What Is Overfitting?

Overfitting is a modeling error in statistics that occurs when a function is too closely aligned to a limited set of data points. As a result, the model is useful in reference only to its initial data set, and not to any other data sets.

Overfitting the model generally takes the form of making an overly complex model to explain idiosyncrasies in the data under study. In reality, the data often studied has some degree of error or random noise within it. Thus, attempting to make the model conform too closely to slightly inaccurate data can infect the model with substantial errors and reduce its predictive power.

Key Takeaways

  • Overfitting is an error that occurs in data modeling as a result of a particular function aligning too closely to a minimal set of data points.
  • Financial professionals are at risk of overfitting a model based on limited data and ending up with results that are flawed.
  • When a model has been compromised by overfitting, the model may lose its value as a predictive tool for investing.
  • A data model can also be underfitted, meaning it is too simple, with too few data points to be effective.
  • Overfitting is a more frequent problem than underfitting and typically occurs as a result of trying to avoid overfitting.

Understanding Overfitting

For instance, a common problem is using computer algorithms to search extensive databases of historical market data in order to find patterns. Given enough study, it is often possible to develop elaborate theorems that appear to predict returns in the stock market with close accuracy.

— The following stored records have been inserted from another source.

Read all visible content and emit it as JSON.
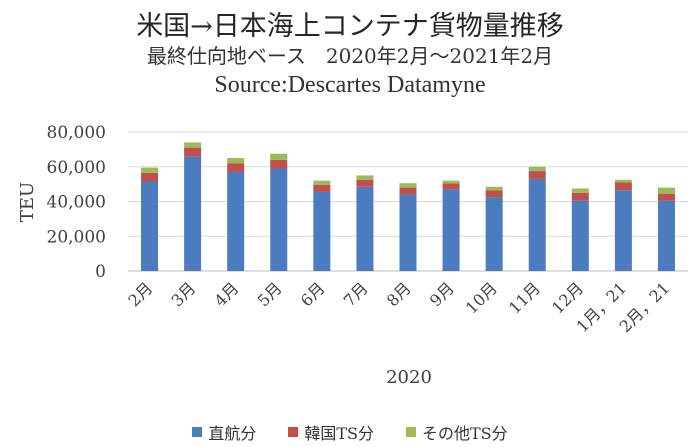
{
  "title": "米国→日本海上コンテナ貨物量推移",
  "subtitle": "最終仕向地ベース　2020年2月～2021年2月",
  "source": "Source:Descartes Datamyne",
  "colors": {
    "direct": "#4a7cbf",
    "korea": "#c0504d",
    "other": "#9bbb59"
  },
  "chart_data": {
    "type": "bar",
    "stacked": true,
    "title": "米国→日本海上コンテナ貨物量推移",
    "subtitle": "最終仕向地ベース　2020年2月～2021年2月",
    "xlabel": "2020",
    "ylabel": "TEU",
    "ylim": [
      0,
      80000
    ],
    "yticks": [
      "0",
      "20,000",
      "40,000",
      "60,000",
      "80,000"
    ],
    "ytick_values": [
      0,
      20000,
      40000,
      60000,
      80000
    ],
    "grid": true,
    "legend_position": "bottom",
    "categories": [
      "2月",
      "3月",
      "4月",
      "5月",
      "6月",
      "7月",
      "8月",
      "9月",
      "10月",
      "11月",
      "12月",
      "1月，21",
      "2月，21"
    ],
    "series": [
      {
        "name": "直航分",
        "values": [
          51500,
          66000,
          57000,
          59000,
          45500,
          48500,
          44000,
          47000,
          42500,
          53000,
          40500,
          46500,
          40500
        ]
      },
      {
        "name": "韓国TS分",
        "values": [
          5000,
          5000,
          5000,
          5000,
          4000,
          4000,
          4000,
          3500,
          4000,
          4500,
          4500,
          4500,
          4000
        ]
      },
      {
        "name": "その他TS分",
        "values": [
          3000,
          3000,
          3000,
          3500,
          2500,
          2500,
          2500,
          1500,
          2000,
          2500,
          2500,
          1500,
          3500
        ]
      }
    ]
  }
}
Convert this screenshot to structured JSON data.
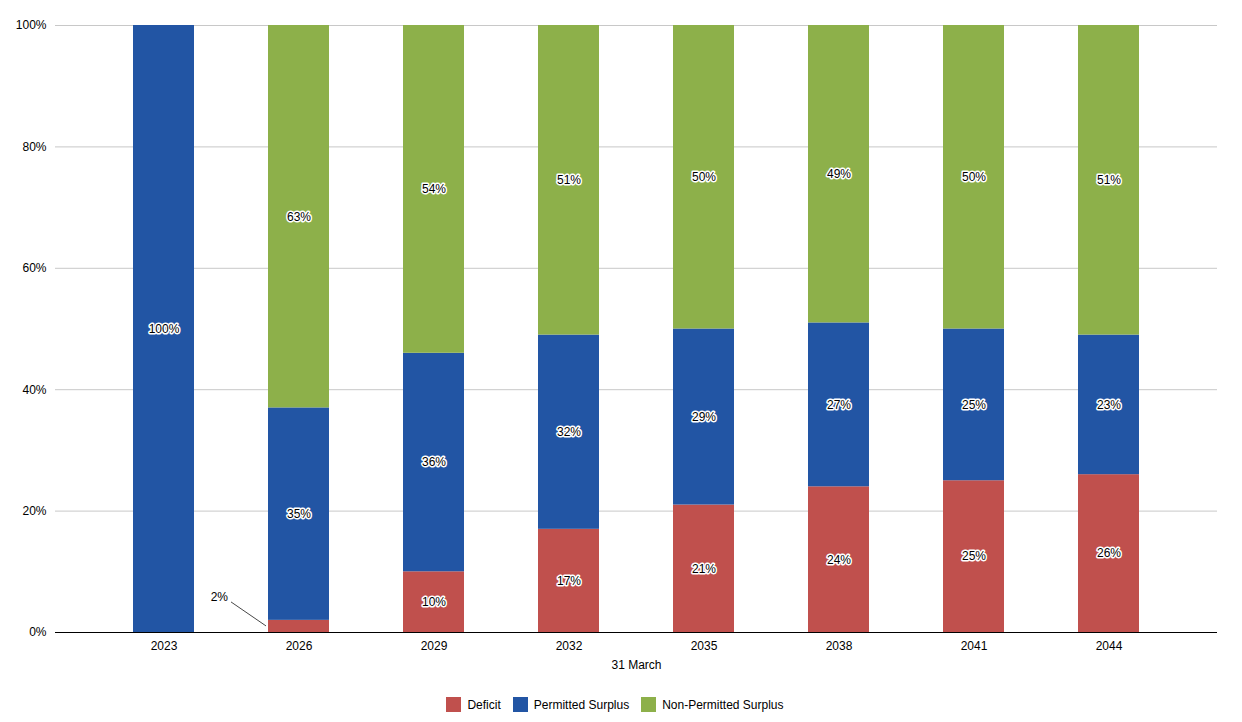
{
  "chart_data": {
    "type": "bar",
    "stacked": true,
    "categories": [
      "2023",
      "2026",
      "2029",
      "2032",
      "2035",
      "2038",
      "2041",
      "2044"
    ],
    "series": [
      {
        "name": "Deficit",
        "color": "#c0504d",
        "values": [
          0,
          2,
          10,
          17,
          21,
          24,
          25,
          26
        ],
        "value_labels": [
          null,
          "2%",
          "10%",
          "17%",
          "21%",
          "24%",
          "25%",
          "26%"
        ]
      },
      {
        "name": "Permitted Surplus",
        "color": "#2255a4",
        "values": [
          100,
          35,
          36,
          32,
          29,
          27,
          25,
          23
        ],
        "value_labels": [
          "100%",
          "35%",
          "36%",
          "32%",
          "29%",
          "27%",
          "25%",
          "23%"
        ]
      },
      {
        "name": "Non-Permitted Surplus",
        "color": "#8db04a",
        "values": [
          0,
          63,
          54,
          51,
          50,
          49,
          50,
          51
        ],
        "value_labels": [
          null,
          "63%",
          "54%",
          "51%",
          "50%",
          "49%",
          "50%",
          "51%"
        ]
      }
    ],
    "xlabel": "31 March",
    "ylim": [
      0,
      100
    ],
    "yticks": [
      {
        "value": 0,
        "label": "0%"
      },
      {
        "value": 20,
        "label": "20%"
      },
      {
        "value": 40,
        "label": "40%"
      },
      {
        "value": 60,
        "label": "60%"
      },
      {
        "value": 80,
        "label": "80%"
      },
      {
        "value": 100,
        "label": "100%"
      }
    ],
    "grid": true,
    "legend": "bottom",
    "data_labels": true
  }
}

However, when applied to data outside of the sample, such theorems may likely prove to be merely the overfitting of a model to what were in reality just chance occurrences. In all cases, it is important to test a model against data that is outside of the sample used to develop it.

How to Prevent Overfitting

Ways to prevent overfitting include cross-validation, in which the data being used for training the model is chopped into folds or partitions and the model is run for each fold. Then, the overall error estimate is averaged. Other methods include ensembling: predictions are combined from at least two separate models, data augmentation, in which the available data set is made to look diverse, and data simplification, in which the model is streamlined to avoid overfitting.

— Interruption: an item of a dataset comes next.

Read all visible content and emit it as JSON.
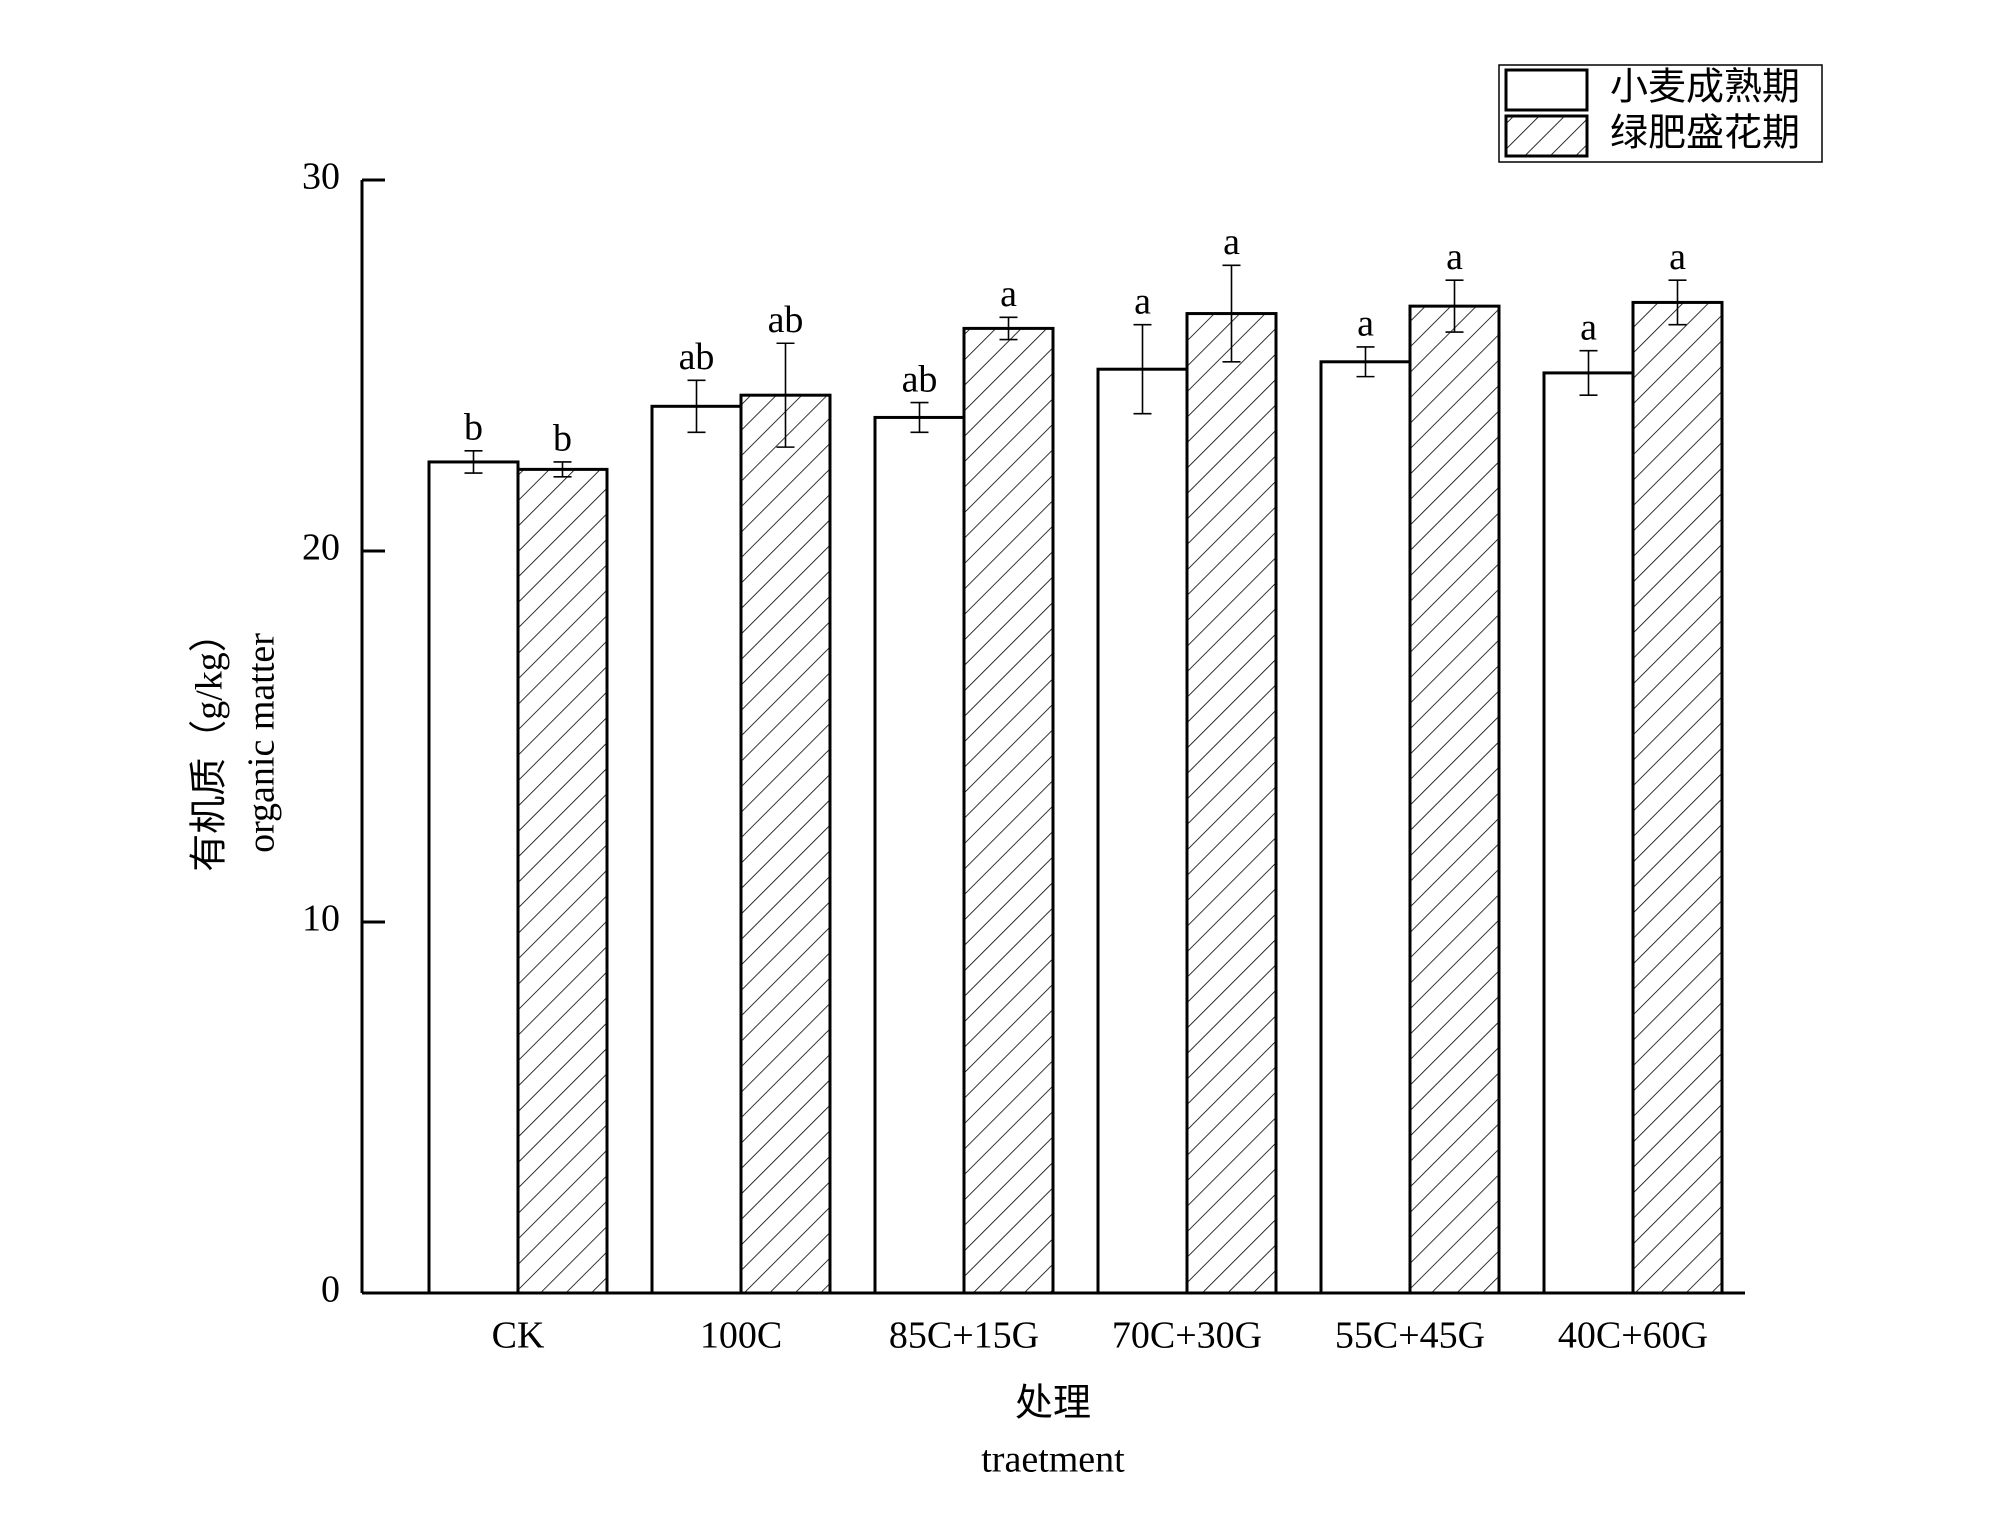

Financial professionals must always be aware of the dangers of overfitting or underfitting a model based on limited data. The ideal model should be balanced.

Overfitting in Machine Learning

Overfitting is also a factor in machine learning. It might emerge when a machine has been taught to scan for specific data one way, but when the same process is applied to a new set of data, the results are incorrect. This is because of errors in the model that was built, as it likely shows low bias and high variance. The model may have had redundant or overlapping features, resulting in it becoming needlessly complicated and therefore ineffective.

Overfitting vs. Underfitting

A model that is overfitted may be too complicated, making it ineffective. But a model can also be underfitted, meaning it is too simple, with too few features and too little data to build an effective model. An overfit model has low bias and high variance, while an underfit model is the opposite—it has high bias and low variance. Adding more features to a too-simple model can help limit bias.

Overfitting Example

For example, a university that is seeing a college dropout rate that is higher than what it would like decides it wants to create a model to predict the likelihood that an applicant will make it all the way through to graduation.

To do this, the university trains a model from a dataset of 5,000 applicants and their outcomes. It then runs the model on the original dataset—the group of 5,000 applicants—and the model predicts the outcome with 98% accuracy. But to test its accuracy, they also run the model on a second dataset—5,000 more applicants. However, this time, the model is only 50% accurate, as the model was too closely fit to a narrow data subset, in this case, the first 5,000 applications.